To Pearse Lyons, president of Alltech, the sky is indeed falling on American grain production. Unless new technology is developed and adopted the victims will be the nation's livestock producers, he says. With 90% of Alltech's sales coming from animal feed sector there's little wonder for his concern.

Lyons was the key speaker at a stop on Alltech's North American Lecture Tour 2007 at Ohio State University Jan. 18. The tour is titled "Industry in Crisis; The greatest dilemma that the agriculture industry has faced in the last 50 years." The Ohio stop was the 18th in the 20 city tour which visits 18 states and two Canadian provinces.

"Our dilemma is are we going to produce food or are we going to produce fuel?" Lyons asks. He cites the "grain devouring biofuels industry ," as the source of skyrocketing corn prices and shrinking stocks of grains. The fallout has been a budget crunch for livestock producers. In the past four decades, the percentage of corn used for animal feed has dropped from 80% to 50%, and ethanol production has increased by 250% in just the last two years. Additionally, an increase of 100% is expected within the next two to three years.

"Corn prices have gone from $2 a bushel for the last several years to $3.75 a bushel and supplies are well below the normal levels," Lyons says. With a goal of 7.5 billion gallons of ethanol production by 2012, the biofuels industry will need about one third or 75 million tons of the nation's annual production of around 250 million tons of corn. Some proposals call for ethanol production to double to 15 billion gallons by 2015 which would require 150 million tons of corn, Lyons says.

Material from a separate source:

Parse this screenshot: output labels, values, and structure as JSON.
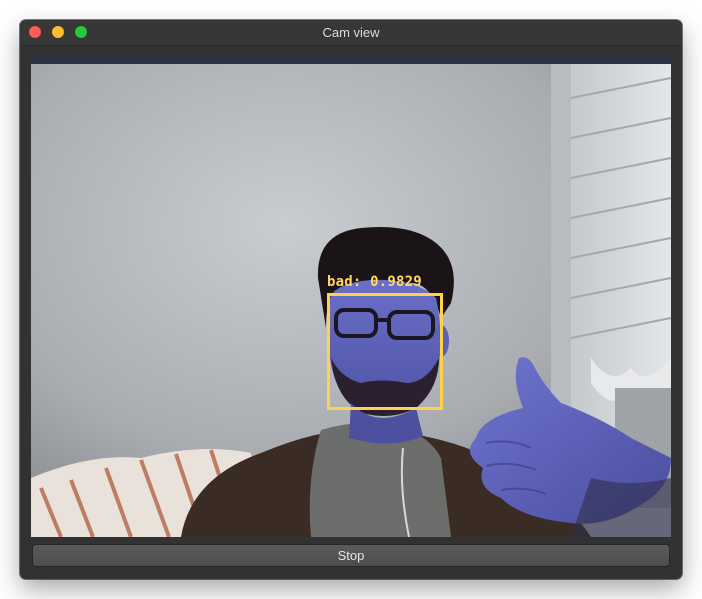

Part of the solution is to better put to work the 40 million tons of dry distillers grains and solubles that are by-products of the ethanol production process. "We need to look at DDGS as the main product and ethanol as a co-product," he told a gathering of about 50 industry leaders and students at OSU's Blackwell Hotel. To be more valuable DDGS need to become more consistent. They must be free of mycotoxins and antibiotic residues. Phosporous, sodium, sulfur levels need to be measured and standardized.

As a former brewer himself, Lyons has positioned Alltech to provide the technology that can enhance animal gains. Products like Yea-Sacc 1026 use micro-organisms to improve animal gains. The company also promoted Sel-Plex as a way to deliver usable selenium to cattle.

Alltech employs 2100 people at 14 production facilities around the world. It is headquartered in Lexington, Ky.